Of Elephants and Windows
An old fable from India tells of a group of blindfolded men who, having never seen an elephant, were asked to conclude what an elephant is like based on touch alone. Each, having touched the elephant in various places–trunk, ears, belly, leg, tail–respectively describe the elephant as like a snake, palm leaf, wall, tree trunk or rope.
Some in our industry– be they manufacturers, dealers or specifiers – have on occasion been guilty of just this sort of narrow perspective based on prejudices about materials and performance priorities.
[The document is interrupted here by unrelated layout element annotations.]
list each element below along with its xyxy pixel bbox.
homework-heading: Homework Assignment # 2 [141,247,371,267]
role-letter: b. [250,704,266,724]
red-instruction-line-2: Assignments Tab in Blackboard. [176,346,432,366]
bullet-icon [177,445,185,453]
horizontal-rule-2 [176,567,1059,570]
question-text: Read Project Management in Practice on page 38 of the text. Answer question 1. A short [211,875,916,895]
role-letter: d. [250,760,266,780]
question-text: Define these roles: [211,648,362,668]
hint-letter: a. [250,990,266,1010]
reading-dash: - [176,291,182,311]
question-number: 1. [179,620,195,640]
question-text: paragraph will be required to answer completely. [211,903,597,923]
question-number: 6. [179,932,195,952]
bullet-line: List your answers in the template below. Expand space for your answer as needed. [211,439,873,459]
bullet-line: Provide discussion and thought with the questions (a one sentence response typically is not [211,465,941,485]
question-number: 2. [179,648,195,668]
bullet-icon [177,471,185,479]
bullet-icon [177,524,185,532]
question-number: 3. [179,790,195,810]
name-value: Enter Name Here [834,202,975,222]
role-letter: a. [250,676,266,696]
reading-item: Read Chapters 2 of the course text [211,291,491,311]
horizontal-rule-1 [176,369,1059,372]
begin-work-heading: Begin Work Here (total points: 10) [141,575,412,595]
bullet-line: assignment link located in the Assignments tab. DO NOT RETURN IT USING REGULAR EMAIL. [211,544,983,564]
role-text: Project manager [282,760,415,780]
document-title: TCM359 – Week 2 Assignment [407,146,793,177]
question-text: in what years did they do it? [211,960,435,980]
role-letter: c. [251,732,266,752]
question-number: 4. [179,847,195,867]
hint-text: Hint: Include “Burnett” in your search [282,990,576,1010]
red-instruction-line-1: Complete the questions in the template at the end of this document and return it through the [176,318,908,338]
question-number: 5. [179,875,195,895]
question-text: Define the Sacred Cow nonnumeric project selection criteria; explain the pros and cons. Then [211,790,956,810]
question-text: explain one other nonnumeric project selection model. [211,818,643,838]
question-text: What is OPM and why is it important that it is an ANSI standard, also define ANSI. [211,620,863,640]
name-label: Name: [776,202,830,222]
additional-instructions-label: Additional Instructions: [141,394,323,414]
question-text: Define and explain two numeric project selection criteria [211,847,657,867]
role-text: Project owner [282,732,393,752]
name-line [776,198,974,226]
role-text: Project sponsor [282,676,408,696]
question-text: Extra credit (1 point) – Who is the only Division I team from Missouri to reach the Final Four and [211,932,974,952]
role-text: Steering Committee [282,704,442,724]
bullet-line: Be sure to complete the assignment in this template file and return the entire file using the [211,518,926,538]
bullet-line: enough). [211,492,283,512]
In general, such parochial myopia has been improving in recent years, although when newer materials come along, the zeal of their proponents sometimes reverts to such arguments.
To better serve all of our stakeholders and buying influences, we must remain aware that the big picture is what matters. The big picture of window performance is not just U-value. While a cause célèbre today, and the lynchpin of high-profile energy-saving programs, from the American Recovery and Reinvestment Act (“stimulus package”) to Energy Star, there remain other considerations that may dictate trade-offs. These range from solar gain to resistance to hurricane-propelled debris, forced entry and bomb blasts. Priorities rightly vary by project, as do approaches for accommodating them.
The big picture of window performance is also not just glass. It recognizes that a window is a complex, interacting system of components—framing, finishes, glazing, screening, weatherstrip, gaskets, sealants, hardware and screens—that must perform properly over a long service life.
And most importantly, the big picture of window performance is not discerned by debating the alleged merits of the different framing material.
Common though typically unsubstantiated claims and counter-claims still circulate—wood windows are attractive and energy-efficient but are high-maintenance; vinyl windows are energy-efficient and economical but lack strength; aluminum windows are structurally strong and low-maintenance but have poor thermal performance; fiberglass is strong and energy-efficient, but currently not practically recyclable and relatively expensive. These stereotypes often reflect unsupportable prejudices rather than absolutes of performance.
When we remove the blindfold, we see that each framing material offers its own unique performance characteristics. For example, wood windows, when provided with exterior aluminum or vinyl cladding (as are most designs today) preserve their interior appearance while addressing the exterior maintenance problem. Vinyl window profiles are engineered with a multi-chambered framing design for strength that can be further bolstered by metal reinforcing members. Aluminum windows, by using structural thermal barriers, exhibit thermal efficiency that meets the majority of existing energy codes. Fiberglass processing innovations are bringing costs down.
In other words, all profile materials offer special advantages for dealing with the performance challenges posed by climate, building design, buyer preference or budget for various applications. The material controversy is rendered virtually immaterial when one stops comparing the basic characteristics of isolated samples of unsupported material and concentrates on the performance of the complete window unit.
Any given window product, regardless of material, can be well-designed and well-made, or it can be poorly designed and built. The distinction between “high-end” and “low-end” products is based not on its framing material, but on the performance level that the products are designed to meet–something that goes beyond clever advertising or competitive claims. The issue is quality, not material. Those who claim superior performance based solely on the framing material are grasping blindly at the elephant’s tail.
Today’s performance-based, material-neutral window standards, AAMA/WDMA/CSA 101/I.S.2/A440-08 (NAFS-08) or its predecessors, and the rigorous laboratory testing that backs AAMA certification to those standards, take into account the unique properties, strengths and weaknesses of all material types. Given equal performance of the overall unit, the choice basically reduces to one of operating features, appearance, brand name, cost, green attributes or other factors for the specific application, rather than determining which is better at some absolute level.
Validated test data should always be utilized as the basis for comparing performance claims. The marketplace can then use such data or third-party performance certification to properly evaluate the products based on the demonstrated performance of the entire assembly, not that of one specific piece of the puzzle. To do otherwise is equivalent to ignoring, well, that elephant in the room.